The question is, when? Because even the presidential candidates — for all their talk of health care reform — have said little about how they would address the underlying spending crisis. As Pear writes:

[T]he need for cutbacks is not a popular theme for political candidates wooing voters who want more care at a lower cost.

The Democrats do not say, in any detail, how they would slow the growth of Medicare and Medicaid or what they think about the main policy options: rationing care, raising taxes, cutting payments to providers or requiring beneficiaries to pay more.

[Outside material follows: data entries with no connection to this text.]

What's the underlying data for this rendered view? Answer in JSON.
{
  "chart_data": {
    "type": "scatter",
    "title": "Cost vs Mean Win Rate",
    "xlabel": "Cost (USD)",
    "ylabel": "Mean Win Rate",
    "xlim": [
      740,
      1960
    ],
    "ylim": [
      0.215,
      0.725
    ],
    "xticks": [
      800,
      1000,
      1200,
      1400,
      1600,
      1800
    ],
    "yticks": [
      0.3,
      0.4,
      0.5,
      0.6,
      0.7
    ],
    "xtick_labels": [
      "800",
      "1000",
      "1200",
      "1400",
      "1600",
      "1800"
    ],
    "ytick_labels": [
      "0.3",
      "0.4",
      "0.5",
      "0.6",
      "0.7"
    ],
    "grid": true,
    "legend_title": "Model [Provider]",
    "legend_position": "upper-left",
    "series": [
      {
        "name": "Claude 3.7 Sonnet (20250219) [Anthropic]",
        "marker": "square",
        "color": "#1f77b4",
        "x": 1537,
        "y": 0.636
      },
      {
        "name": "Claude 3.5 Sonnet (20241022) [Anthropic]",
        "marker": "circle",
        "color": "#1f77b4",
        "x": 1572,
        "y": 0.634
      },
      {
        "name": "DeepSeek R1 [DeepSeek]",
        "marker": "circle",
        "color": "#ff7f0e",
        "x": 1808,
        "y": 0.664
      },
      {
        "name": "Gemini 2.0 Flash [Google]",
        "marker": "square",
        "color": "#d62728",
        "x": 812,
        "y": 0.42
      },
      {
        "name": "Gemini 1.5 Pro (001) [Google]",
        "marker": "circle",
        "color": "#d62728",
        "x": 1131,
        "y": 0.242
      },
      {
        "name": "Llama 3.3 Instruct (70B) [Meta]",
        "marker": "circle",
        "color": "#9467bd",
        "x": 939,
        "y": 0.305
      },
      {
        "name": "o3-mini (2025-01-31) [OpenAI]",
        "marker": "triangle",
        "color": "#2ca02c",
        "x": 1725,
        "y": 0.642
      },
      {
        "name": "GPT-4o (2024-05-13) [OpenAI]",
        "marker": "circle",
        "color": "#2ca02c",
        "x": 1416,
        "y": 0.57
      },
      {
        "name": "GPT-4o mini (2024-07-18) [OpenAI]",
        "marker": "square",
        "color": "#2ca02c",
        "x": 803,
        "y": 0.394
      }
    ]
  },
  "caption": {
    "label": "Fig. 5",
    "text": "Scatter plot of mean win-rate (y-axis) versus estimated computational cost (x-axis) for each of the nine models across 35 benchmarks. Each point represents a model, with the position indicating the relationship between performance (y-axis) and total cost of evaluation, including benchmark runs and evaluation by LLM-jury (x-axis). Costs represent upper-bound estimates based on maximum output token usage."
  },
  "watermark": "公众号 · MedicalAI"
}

Nor do they say how they would overcome the health care industry lobby, which has blocked proposals for even modest reductions in Medicare payment rates.

Instead, scores of lawyers and lobbyists are continually urging Congress to expand Medicare coverage of specific drugs, medical devices, tests and procedures.

This silence, perhaps, is understandable in an election year. But folks who call themselves leaders will soon have some explaining as to why they put the pharmaceutical and device lobbies above the fiscal health of the country they’re leaving for future generations. Because the longer they wait to act on health reforms, the more severe the shockwaves emanating from those reforms will be.

As Peter Orszag, director of the Congressional Budget Office, told lawmakers last year: “I think the best time to start is about 10 years ago.”